Friedensreich Hundertwasser, née Friedrich Stowasser
b. 12-15-1928; Vienna, Austria
d. 2-19-2000; buried New Zealand
Friedensreich Hundertwasser was an artist, painter, sculptor, performer, and architect who both created and expressed himself with boldly colored pictorial organic forms and spirals. He is known for his unconventional architectural facades, buildings with wavy floors, clothing, postage stamp, flag and poster design.
The Friedensreich Hundertwasser name loosely translates as “Peace-Realm Hundred-Water”, an expression of his environmental and life philosophy (Friedrich means peace, reich=realm, hundert is hundred and wasser is water). He saw humanity as being a “guest of nature who needs to behave,” and every person being able to “...lean out of his window and scrape off the masonry within arm's reach....take a long brush and paint everything outside within arm's reach...visible from afar to everyone in the street that someone lives there who is different from the imprisoned, enslaved, standardised man who lives next door.”
Hundertwasser attended a Montessori school, collected pebbles, and pressed flowers as a child. All of his mother's relatives died in the Holocaust. Hundertwasser chose New Zealand as his home and was buried there after his death at sea.
Hundertwasser quotes ~
• “You are a guest of nature. Behave.”
• “The further we move away from nature, the less free we become.”
• “There is no energy crisis. There is only an immeasurable waste of energy.”
• “In order to be happy, man does not need mechanical energy, but internal creative energy.”
• “We produce in a panic, consume like crazy, waste blindly, and man is degraded to a consumption machine. Nuclear energy is probably meant to reinforce this most dangerous of all enslavements.”
• “Whoever propagates nuclear energy is either extremely short-sighted, tendentiously informed, or consciously criminal. It is the government’s responsibility to inform the population about the dangers of nuclear energy.”
• “Nuclear energy is not only an ecological, but also a gigantic economic catastrophe.”
• “Nuclear energy, too, this final aberration in the history of mankind, was only possible because the focus is only on the seemingly rational. Moral-aesthetic values are missing, and the link between man and creation, which is represented by art.

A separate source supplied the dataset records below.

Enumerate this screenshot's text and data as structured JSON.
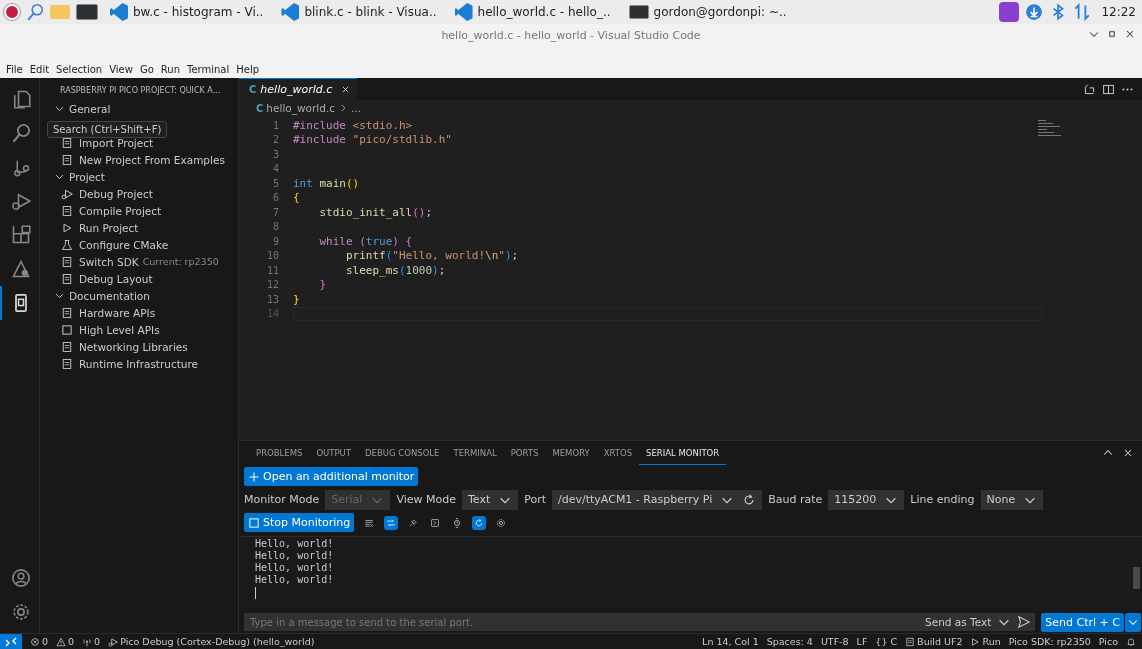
{
  "taskbar": {
    "windows": [
      {
        "kind": "vscode",
        "label": "bw.c - histogram - Vi.."
      },
      {
        "kind": "vscode",
        "label": "blink.c - blink - Visua.."
      },
      {
        "kind": "vscode",
        "label": "hello_world.c - hello_.."
      },
      {
        "kind": "terminal",
        "label": "gordon@gordonpi: ~.."
      }
    ],
    "clock": "12:22"
  },
  "window": {
    "title": "hello_world.c - hello_world - Visual Studio Code"
  },
  "menu": [
    "File",
    "Edit",
    "Selection",
    "View",
    "Go",
    "Run",
    "Terminal",
    "Help"
  ],
  "activity_bar": {
    "items": [
      {
        "selected": false
      },
      {
        "selected": false
      },
      {
        "selected": false
      },
      {
        "selected": false
      },
      {
        "selected": false
      },
      {
        "selected": false
      },
      {
        "selected": true
      }
    ],
    "tooltip": "Search (Ctrl+Shift+F)"
  },
  "sidebar": {
    "title": "RASPBERRY PI PICO PROJECT: QUICK A...",
    "sections": [
      {
        "label": "General",
        "expanded": true,
        "items": [
          {
            "label": "Import Project"
          },
          {
            "label": "New Project From Examples"
          }
        ]
      },
      {
        "label": "Project",
        "expanded": true,
        "items": [
          {
            "label": "Debug Project"
          },
          {
            "label": "Compile Project"
          },
          {
            "label": "Run Project"
          },
          {
            "label": "Configure CMake"
          },
          {
            "label": "Switch SDK",
            "detail": "Current: rp2350"
          },
          {
            "label": "Debug Layout"
          }
        ]
      },
      {
        "label": "Documentation",
        "expanded": true,
        "items": [
          {
            "label": "Hardware APIs"
          },
          {
            "label": "High Level APIs"
          },
          {
            "label": "Networking Libraries"
          },
          {
            "label": "Runtime Infrastructure"
          }
        ]
      }
    ]
  },
  "editor": {
    "tabs": [
      {
        "icon_text": "C",
        "label": "hello_world.c",
        "selected": true
      }
    ],
    "breadcrumb": {
      "icon_text": "C",
      "parts": [
        "hello_world.c",
        "..."
      ]
    },
    "lines": [
      {
        "number": "1",
        "current": false,
        "tokens": [
          {
            "kind": "directive",
            "text": "#include"
          },
          {
            "kind": "string",
            "text": " <stdio.h>"
          }
        ]
      },
      {
        "number": "2",
        "current": false,
        "tokens": [
          {
            "kind": "directive",
            "text": "#include"
          },
          {
            "kind": "string",
            "text": " \"pico/stdlib.h\""
          }
        ]
      },
      {
        "number": "3",
        "current": false
      },
      {
        "number": "4",
        "current": false
      },
      {
        "number": "5",
        "current": false,
        "tokens": [
          {
            "kind": "keyword",
            "text": "int"
          },
          {
            "kind": "function",
            "text": " main"
          },
          {
            "kind": "brace1",
            "text": "()"
          }
        ]
      },
      {
        "number": "6",
        "current": false,
        "tokens": [
          {
            "kind": "brace1",
            "text": "{"
          }
        ]
      },
      {
        "number": "7",
        "current": false,
        "tokens": [
          {
            "kind": "function",
            "text": "    stdio_init_all"
          },
          {
            "kind": "brace2",
            "text": "()"
          },
          {
            "kind": "plain",
            "text": ";"
          }
        ]
      },
      {
        "number": "8",
        "current": false
      },
      {
        "number": "9",
        "current": false,
        "tokens": [
          {
            "kind": "control",
            "text": "    while"
          },
          {
            "kind": "brace2",
            "text": " ("
          },
          {
            "kind": "keyword",
            "text": "true"
          },
          {
            "kind": "brace2",
            "text": ") {"
          }
        ]
      },
      {
        "number": "10",
        "current": false,
        "tokens": [
          {
            "kind": "function",
            "text": "        printf"
          },
          {
            "kind": "brace3",
            "text": "("
          },
          {
            "kind": "string",
            "text": "\"Hello, world!"
          },
          {
            "kind": "escape",
            "text": "\\n"
          },
          {
            "kind": "string",
            "text": "\""
          },
          {
            "kind": "brace3",
            "text": ")"
          },
          {
            "kind": "plain",
            "text": ";"
          }
        ]
      },
      {
        "number": "11",
        "current": false,
        "tokens": [
          {
            "kind": "function",
            "text": "        sleep_ms"
          },
          {
            "kind": "brace3",
            "text": "("
          },
          {
            "kind": "number",
            "text": "1000"
          },
          {
            "kind": "brace3",
            "text": ")"
          },
          {
            "kind": "plain",
            "text": ";"
          }
        ]
      },
      {
        "number": "12",
        "current": false,
        "tokens": [
          {
            "kind": "brace2",
            "text": "    }"
          }
        ]
      },
      {
        "number": "13",
        "current": false,
        "tokens": [
          {
            "kind": "brace1",
            "text": "}"
          }
        ]
      },
      {
        "number": "14",
        "current": true
      }
    ]
  },
  "panel": {
    "tabs": [
      {
        "label": "PROBLEMS",
        "selected": false
      },
      {
        "label": "OUTPUT",
        "selected": false
      },
      {
        "label": "DEBUG CONSOLE",
        "selected": false
      },
      {
        "label": "TERMINAL",
        "selected": false
      },
      {
        "label": "PORTS",
        "selected": false
      },
      {
        "label": "MEMORY",
        "selected": false
      },
      {
        "label": "XRTOS",
        "selected": false
      },
      {
        "label": "SERIAL MONITOR",
        "selected": true
      }
    ],
    "serial_monitor": {
      "open_button": "Open an additional monitor",
      "settings": [
        {
          "kind": "select",
          "label": "Monitor Mode",
          "value": "Serial",
          "disabled": true
        },
        {
          "kind": "select",
          "label": "View Mode",
          "value": "Text",
          "disabled": false
        },
        {
          "kind": "select_refresh",
          "label": "Port",
          "value": "/dev/ttyACM1 - Raspberry Pi",
          "disabled": false
        },
        {
          "kind": "select",
          "label": "Baud rate",
          "value": "115200",
          "disabled": false
        },
        {
          "kind": "select",
          "label": "Line ending",
          "value": "None",
          "disabled": false
        }
      ],
      "stop_button": "Stop Monitoring",
      "tools": [
        {
          "on": false
        },
        {
          "on": true
        },
        {
          "on": false
        },
        {
          "on": false
        },
        {
          "on": false
        },
        {
          "on": true
        },
        {
          "on": false
        }
      ],
      "output": [
        "Hello, world!",
        "Hello, world!",
        "Hello, world!",
        "Hello, world!"
      ],
      "input": {
        "placeholder": "Type in a message to send to the serial port."
      },
      "send_mode": "Send as Text",
      "send_button": "Send Ctrl + C"
    }
  },
  "status_bar": {
    "left": [
      {
        "kind": "errors",
        "text": "0"
      },
      {
        "kind": "warnings",
        "text": "0"
      },
      {
        "kind": "ports",
        "text": "0"
      },
      {
        "kind": "debug",
        "text": "Pico Debug (Cortex-Debug) (hello_world)"
      }
    ],
    "right": [
      {
        "kind": "plain",
        "text": "Ln 14, Col 1"
      },
      {
        "kind": "plain",
        "text": "Spaces: 4"
      },
      {
        "kind": "plain",
        "text": "UTF-8"
      },
      {
        "kind": "plain",
        "text": "LF"
      },
      {
        "kind": "plain",
        "text": "{} C"
      },
      {
        "kind": "build",
        "text": "Build UF2"
      },
      {
        "kind": "run",
        "text": "Run"
      },
      {
        "kind": "plain",
        "text": "Pico SDK: rp2350"
      },
      {
        "kind": "plain",
        "text": "Pico"
      }
    ]
  }
}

Without art, without the creative, there is nothing.”
• “A tree is cut down in five minutes, but it takes fifty years to grow the tree. That is approximately the relation between technocratic destruction and ecological rebuilding.”
• “Today we live in a chaos of straight lines, in a jungle of straight lines. If you do not believe this, take the trouble to count the straight lines which surround you. Then you will understand, for you will never finish counting.”
• “Visual pollution is more poisonous than any other pollution because it kills the soul.”